Paul Krugman, who’s been less than shy in his concerns about Obama, wrote:
The Obama campaign sends out an ugly mailer. Sorry, but this is just destructive — like the Obama plan, the Clinton plan offers subsidies to lower-income families. And BO himself has conceded that he might have to penalize people who don’t buy insurance until they need care. So this is just poisoning the well for health care reform. The politics of hope, indeed.
Ezra added that Obama’s plan is “pretty good,” but the senator runs into trouble by deciding to “respond to the inadequacies of his own policy by fear-mongering against not only better policy, but the type of policy he’s probably going to have to eventually adopt.”
All of this strikes me as completely fair; Obama’s ad is just a mess. It’s the kind of thing I really wish his campaign wouldn’t do.
And all of this might have even hurt Obama a bit, if the Clinton campaign hadn’t gone too far in its response.
First, the Clinton campaign, understandably angry about the healthcare mailing, would have more authority to complain if it hadn’t sent out an anti-tax mailing in New Hampshire and Nevada that looked like it had been written by the Republican National Committee. Those who revel in conservative frames lose the high ground when faced with criticism through conservative frames.
Second, while the Obama ad is extremely unhelpful when it comes to the progressive message on healthcare, it’s not dishonest. It’s using a conservative frame, and it’s hard-ball politics, but it’s not factually wrong. Regrettably, Clinton’s anti-tax mailing was factually wrong.
And third, the Clinton campaign hosted a conference call with reporters this morning that went wildly off-message.
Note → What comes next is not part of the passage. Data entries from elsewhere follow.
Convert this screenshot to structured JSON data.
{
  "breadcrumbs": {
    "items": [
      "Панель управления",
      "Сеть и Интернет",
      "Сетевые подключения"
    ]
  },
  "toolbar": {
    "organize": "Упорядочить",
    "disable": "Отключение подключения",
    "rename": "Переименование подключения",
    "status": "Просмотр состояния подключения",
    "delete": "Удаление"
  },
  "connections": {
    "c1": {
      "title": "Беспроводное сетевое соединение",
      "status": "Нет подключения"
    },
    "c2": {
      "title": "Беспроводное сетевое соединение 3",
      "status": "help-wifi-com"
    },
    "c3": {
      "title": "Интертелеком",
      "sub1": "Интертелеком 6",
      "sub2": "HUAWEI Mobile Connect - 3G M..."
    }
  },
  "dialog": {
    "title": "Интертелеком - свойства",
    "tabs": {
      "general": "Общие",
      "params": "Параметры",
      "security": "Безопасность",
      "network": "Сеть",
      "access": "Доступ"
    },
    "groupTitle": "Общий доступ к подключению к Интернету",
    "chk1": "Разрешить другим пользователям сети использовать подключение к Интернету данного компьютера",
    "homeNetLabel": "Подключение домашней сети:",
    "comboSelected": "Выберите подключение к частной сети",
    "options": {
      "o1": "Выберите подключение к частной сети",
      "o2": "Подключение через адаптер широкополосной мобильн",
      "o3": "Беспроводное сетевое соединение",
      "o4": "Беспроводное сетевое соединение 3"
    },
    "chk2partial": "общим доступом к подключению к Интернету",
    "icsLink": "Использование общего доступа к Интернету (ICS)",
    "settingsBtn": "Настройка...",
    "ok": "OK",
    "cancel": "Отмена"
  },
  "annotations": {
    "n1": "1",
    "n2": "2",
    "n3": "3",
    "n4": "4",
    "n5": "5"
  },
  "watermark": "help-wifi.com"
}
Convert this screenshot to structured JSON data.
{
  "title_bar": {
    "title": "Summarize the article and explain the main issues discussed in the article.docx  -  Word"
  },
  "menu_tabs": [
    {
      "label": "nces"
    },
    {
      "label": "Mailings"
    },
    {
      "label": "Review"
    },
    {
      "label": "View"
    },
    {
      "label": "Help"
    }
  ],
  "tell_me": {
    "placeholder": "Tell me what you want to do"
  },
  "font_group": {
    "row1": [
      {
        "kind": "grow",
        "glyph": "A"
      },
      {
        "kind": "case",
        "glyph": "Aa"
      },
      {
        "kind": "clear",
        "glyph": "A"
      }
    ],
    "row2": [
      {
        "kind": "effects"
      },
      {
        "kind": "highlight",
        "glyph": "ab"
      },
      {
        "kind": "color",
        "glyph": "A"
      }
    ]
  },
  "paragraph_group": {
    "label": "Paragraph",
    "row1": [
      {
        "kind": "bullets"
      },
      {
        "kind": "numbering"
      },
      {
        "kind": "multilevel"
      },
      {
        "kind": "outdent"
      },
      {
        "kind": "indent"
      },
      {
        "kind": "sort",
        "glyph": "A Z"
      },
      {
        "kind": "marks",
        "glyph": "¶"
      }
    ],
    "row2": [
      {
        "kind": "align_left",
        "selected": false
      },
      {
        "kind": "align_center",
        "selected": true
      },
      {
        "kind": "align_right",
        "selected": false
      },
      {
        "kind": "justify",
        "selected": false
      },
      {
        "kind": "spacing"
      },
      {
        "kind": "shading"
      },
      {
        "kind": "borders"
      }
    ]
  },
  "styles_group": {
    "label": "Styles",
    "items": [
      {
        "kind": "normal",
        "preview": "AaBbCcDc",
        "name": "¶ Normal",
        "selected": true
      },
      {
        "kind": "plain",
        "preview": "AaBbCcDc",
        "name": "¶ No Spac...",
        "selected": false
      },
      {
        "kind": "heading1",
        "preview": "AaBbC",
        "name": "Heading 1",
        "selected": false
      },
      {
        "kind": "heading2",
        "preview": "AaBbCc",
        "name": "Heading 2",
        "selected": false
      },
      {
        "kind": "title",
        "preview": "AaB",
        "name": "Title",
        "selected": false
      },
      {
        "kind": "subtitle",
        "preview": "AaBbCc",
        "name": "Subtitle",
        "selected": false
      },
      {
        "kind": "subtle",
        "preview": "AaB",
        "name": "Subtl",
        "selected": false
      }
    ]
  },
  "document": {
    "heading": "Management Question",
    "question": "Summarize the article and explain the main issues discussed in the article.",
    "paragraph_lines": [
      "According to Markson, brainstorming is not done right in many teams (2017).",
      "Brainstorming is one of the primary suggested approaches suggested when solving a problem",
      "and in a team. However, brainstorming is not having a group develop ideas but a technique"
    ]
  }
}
The Clinton campaign convened a conference call with health policy experts to denounce Obama’s new mailer, which attacks Clinton’s plan for “forcing” Americans to sign up for insurance, and which features a couple at a kitchen table that recalls, for some, the famous insurance-industry-financed “Harry and Louise” ads against the original Clinton plan.
“I am personally outraged at the picture used in this mailing,” said Len Nichols of the New America Foundation, a leading supporter of mandatory insurance, who called it a “Harry and Louise evocation.”
“It is as outrageous as having Nazis march through Skokie, Ill.,” Nichols said. “I just find it disgusting that this kind of imagery is being used to attack the only way to get to universal coverage.”
Goodness gracious. I agree with the concerns about the Obama mailing; it’s the kind of thing the campaign shouldn’t have done. No doubt about it — I denounce the direct-mail piece without reservation.
But comparing the mailing to Nazis marching through Skokie not only takes the outrage several steps too far, it changes the nature of the story. Now, instead of the headline reading, “Awful Obama mailing wrong about healthcare,” the new headline is, “Clinton campaign compares Obama mailing to Nazis.”
Later in the Clinton conference call, campaign spokesperson Howard Wolfson disavowed the Nazi reference. I’m glad, but it’s sometimes tough to get the toothpaste back in the tube.
Last night’s debate was quite pleasant. It was nice while it lasted.